I : Il y a juste en fait une dernière pour reprendre un peu par rapport à ça. Pour vous, aujourd'hui y a-t-il encore des choses pour lesquelles il faudrait lutter pour les enfants dans ce droit, des choses où il faut continuer d'agir?
JP : Je crois qu'on a pris la bonne direction dans l'individualisation, dans le soutien. Je pense que c'est la bonne direction, je ne pense pas que ça va changer. Peut-être qu'il faut quand même dire, mais ça c'est une question de société, c'est très difficile à dire, limiter quand même, faudrait qu'on ait une société plus adaptée aux jeunes, je sais pas très bien, mais il y a de plus en plus de jeunes qui doivent consulter chez les psychiatres ou psychologues. Puis ça c'est un phénomène de société. C'est la société qui n'est plus tellement épanouissante pour les individus.

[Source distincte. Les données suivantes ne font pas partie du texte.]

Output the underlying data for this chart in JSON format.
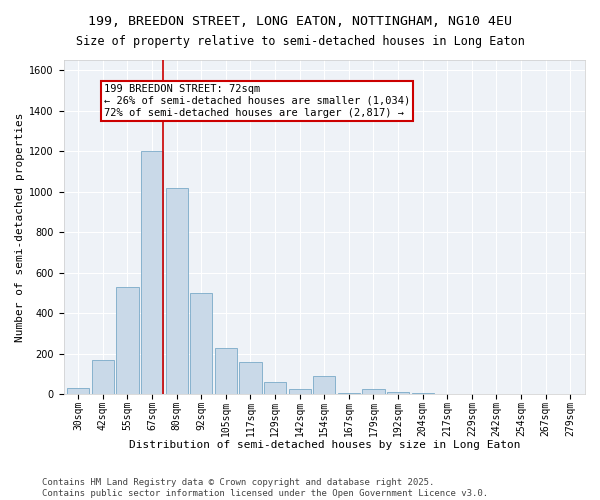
{
  "title1": "199, BREEDON STREET, LONG EATON, NOTTINGHAM, NG10 4EU",
  "title2": "Size of property relative to semi-detached houses in Long Eaton",
  "xlabel": "Distribution of semi-detached houses by size in Long Eaton",
  "ylabel": "Number of semi-detached properties",
  "categories": [
    "30sqm",
    "42sqm",
    "55sqm",
    "67sqm",
    "80sqm",
    "92sqm",
    "105sqm",
    "117sqm",
    "129sqm",
    "142sqm",
    "154sqm",
    "167sqm",
    "179sqm",
    "192sqm",
    "204sqm",
    "217sqm",
    "229sqm",
    "242sqm",
    "254sqm",
    "267sqm",
    "279sqm"
  ],
  "values": [
    30,
    170,
    530,
    1200,
    1020,
    500,
    230,
    160,
    60,
    25,
    90,
    5,
    25,
    10,
    5,
    2,
    0,
    0,
    0,
    0,
    0
  ],
  "bar_color": "#c9d9e8",
  "bar_edge_color": "#7aaac8",
  "annotation_title": "199 BREEDON STREET: 72sqm",
  "annotation_line1": "← 26% of semi-detached houses are smaller (1,034)",
  "annotation_line2": "72% of semi-detached houses are larger (2,817) →",
  "annotation_box_color": "#ffffff",
  "annotation_box_edge": "#cc0000",
  "ylim": [
    0,
    1650
  ],
  "yticks": [
    0,
    200,
    400,
    600,
    800,
    1000,
    1200,
    1400,
    1600
  ],
  "bg_color": "#eef2f7",
  "footer1": "Contains HM Land Registry data © Crown copyright and database right 2025.",
  "footer2": "Contains public sector information licensed under the Open Government Licence v3.0.",
  "title_fontsize": 9.5,
  "subtitle_fontsize": 8.5,
  "axis_label_fontsize": 8,
  "tick_fontsize": 7,
  "footer_fontsize": 6.5,
  "annot_fontsize": 7.5
}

I : Oui, il y a une forte pression
JP : Oui, beaucoup de pression et puis, beaucoup de concurrences.
C : l'angoisse de la profession. Avant on choisissait un métier pour toute la vie. Maintenant même si on fait des études ou pas d'études, un apprentissage, on a de la peine à trouver un métier donc et ça ne durera jamais toute la vie, alors qu'autrefois oui.
I : C'est la tendance qui est différente, ouais.
C : Alors l'angoisse de l'avenir. Il y a même des jeunes qui se disent comment je vais gérer ma retraite s'il n' y a plus d'AVS, etcetera. Il y a une angoisse professionnelle. Il y a le tout tout de suite. Mon copain a un natel, une télévision, une voiture a 18 ans etcetera. Comment moi je vais me payer ça? A viser tout de suite son petit studio pour ne pas être chez ses parents. Il y a une concurrence là, il y a quelque chose.
JP : Il y a un équilibre à trouver entre l'individualisation et puis quand-même les contraintes de la vie en société, dans une société telle qu'elle est. Je pense que là, il y a un équilibre à trouver. On ne peut pas aller que dans la direction le sens de l'enfant à mon avis parce que... Ah oui, une des valeurs auxquelles moi j'crois enfin que nous croyons beaucoup c'est que l'enfant et l'adolescent ont besoin de structure. Et c'est angoissant de ne pas avoir de structure. Alors il y a beaucoup de parents qui ne donnent plus de structure maintenant, même avant, même à notre époque. Donner un structure, oui mais la donner d'une manière très, comment dirais-je, très attentionnée. Faut pas la structure pour la structure mais je pense que beaucoup de jeunes étaient angoissés, ils n'avaient pas de structure et c'est ça qui les angoissait un peu.
C : Il n'y a plus le sens de l'autorité. A notre époque, il y avait quand même quand l'éducateur avait dit qu'il faut faire comme ci, ils faisaient comme ça, évidemment pas toujours mais enfin. Ils respectaient la parole des adultes, peut-être plus que maintenant. Quand je vois, on peut vous dire on a dix petits enfants donc on suit de très près leur évolution. Alors on voit comment les enfants parlent à leurs parents, c'est (pause) faut s'habituer quoi. C'est pas fondamental parce qu'ils adorent leurs parents mais il y a une liberté maintenant de parole pour tout le monde. Il n'y a qu'à voir en classe les professeurs, c'est un métier épouvantable maintenant, en tant qu'instituteurs, professeurs parce qu'ils se chahutent, ils répondent. Les professeurs qui dépriment, qui quittent le métier parce qu'ils ne tiennent pas leur classe.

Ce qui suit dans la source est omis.